FBI urging people to reboot routers, due to malware threat
PHOENIX (KSAZ) - FBI officials say any owner of small office and home office routers should reboot their devices, as foreign cyber actors have compromised hundreds of thousands of home and office routers around the world.
In a statement released on the FBI's Internet Crime Complaint Center (IC3) on Friday, officials say the actors used a malware called VPNFilter to target routers. The malware is able to perform a number of functions, including possible information collection, device exploitation, and blocking network traffic. The malware reportedly targets several manufacturers and network-attacked storage (NAS) devices by at least one manufacturer.
Officials say VPNFilter is able to renter routers inoperable, and can potentially collect information passing through the router.
According to Cisco Talos, VPNFilter may have targeted at least 500,000 devices in at least 54 countries, with known affected devices by Linksys, MikroTik, Netgear, and TP-Link. Cisco Talos officials, however, noted that the research is still not complete, but that they shared their findings due to recent events, so that those affected can take appropriate action to defend themselves.
In a statement posted onto its website, router manufacturer Netgear said they are aware that the malware might target some of their routers, but said according to their understanding of an investigation conducted by Cisco Talos, the malware targets vulnerabilities for which they have already released firmware fixes.
Meanwhile, TP-Link officials say they are aware the malware targets one of their router models, and are investigating.
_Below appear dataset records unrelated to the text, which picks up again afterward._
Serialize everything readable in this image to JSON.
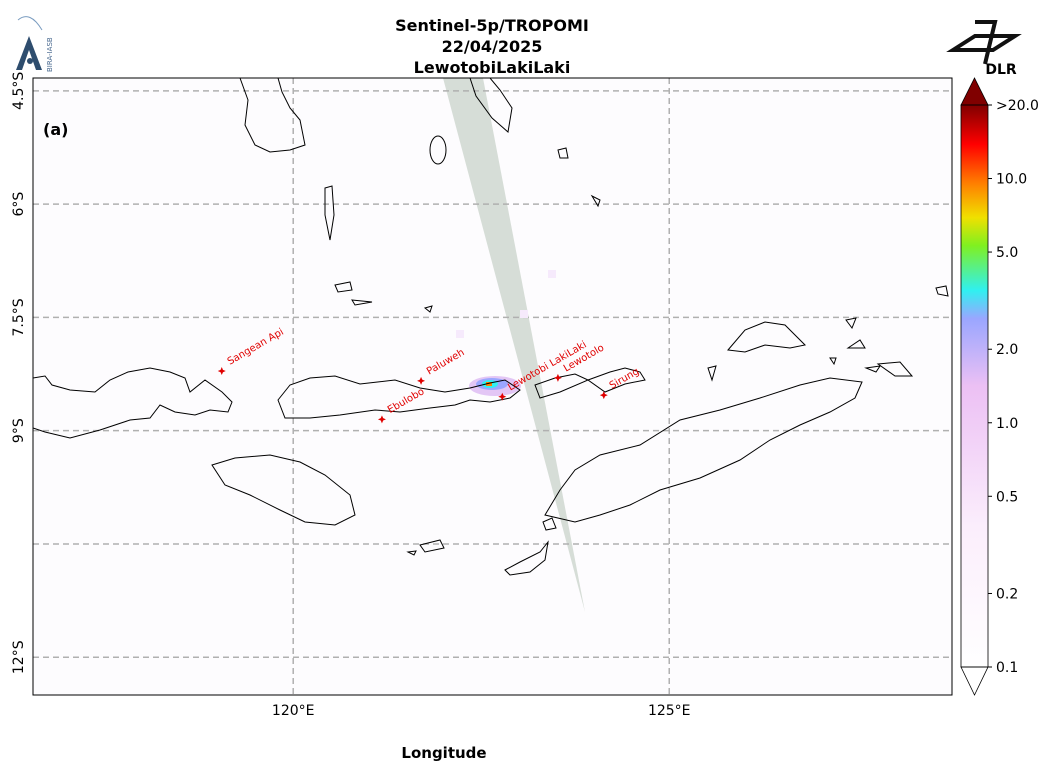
{
  "title": [
    "Sentinel-5p/TROPOMI",
    "22/04/2025",
    "LewotobiLakiLaki"
  ],
  "panel_label": "(a)",
  "logos": {
    "left": "BIRA-IASB",
    "right": "DLR"
  },
  "x_axis": {
    "label": "Longitude",
    "lim": [
      116.54,
      128.76
    ],
    "ticks": [
      {
        "value": 120,
        "label": "120°E"
      },
      {
        "value": 125,
        "label": "125°E"
      }
    ]
  },
  "y_axis": {
    "lim": [
      -12.5,
      -4.33
    ],
    "ticks": [
      {
        "value": -4.5,
        "label": "4.5°S"
      },
      {
        "value": -6,
        "label": "6°S"
      },
      {
        "value": -7.5,
        "label": "7.5°S"
      },
      {
        "value": -9,
        "label": "9°S"
      },
      {
        "value": -12,
        "label": "12°S"
      }
    ],
    "grid_lines": [
      -4.5,
      -6,
      -7.5,
      -9,
      -10.5,
      -12
    ]
  },
  "colorbar": {
    "scale": "log",
    "lim": [
      0.1,
      20
    ],
    "ticks": [
      0.1,
      0.2,
      0.5,
      {
        "value": 1,
        "label": "1.0"
      },
      {
        "value": 2,
        "label": "2.0"
      },
      {
        "value": 5,
        "label": "5.0"
      },
      {
        "value": 10,
        "label": "10.0"
      },
      {
        "value": 20,
        "label": ">20.0"
      }
    ]
  },
  "volcanoes": [
    {
      "name": "Sangean Api",
      "lon": 119.05,
      "lat": -8.21
    },
    {
      "name": "Ebulobo",
      "lon": 121.18,
      "lat": -8.85
    },
    {
      "name": "Paluweh",
      "lon": 121.7,
      "lat": -8.34
    },
    {
      "name": "Lewotobi LakiLaki",
      "lon": 122.78,
      "lat": -8.55
    },
    {
      "name": "Lewotolo",
      "lon": 123.52,
      "lat": -8.3
    },
    {
      "name": "Sirung",
      "lon": 124.13,
      "lat": -8.53
    }
  ]
}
Meanwhile, they say users of their products should keep their devices updated with the latest firmware, and change their router's default admin password.
FBI officials are recommending owners of routers to reboot their devices to temporarily disrupt the malware, and help with the potential identification of infected devices. In addition, router owners are advised to consider disabling remote management settings on devices, and secure with strong passwords and encryption when enabled. Also, Network devices should be upgraded to the latest available versions of firmware.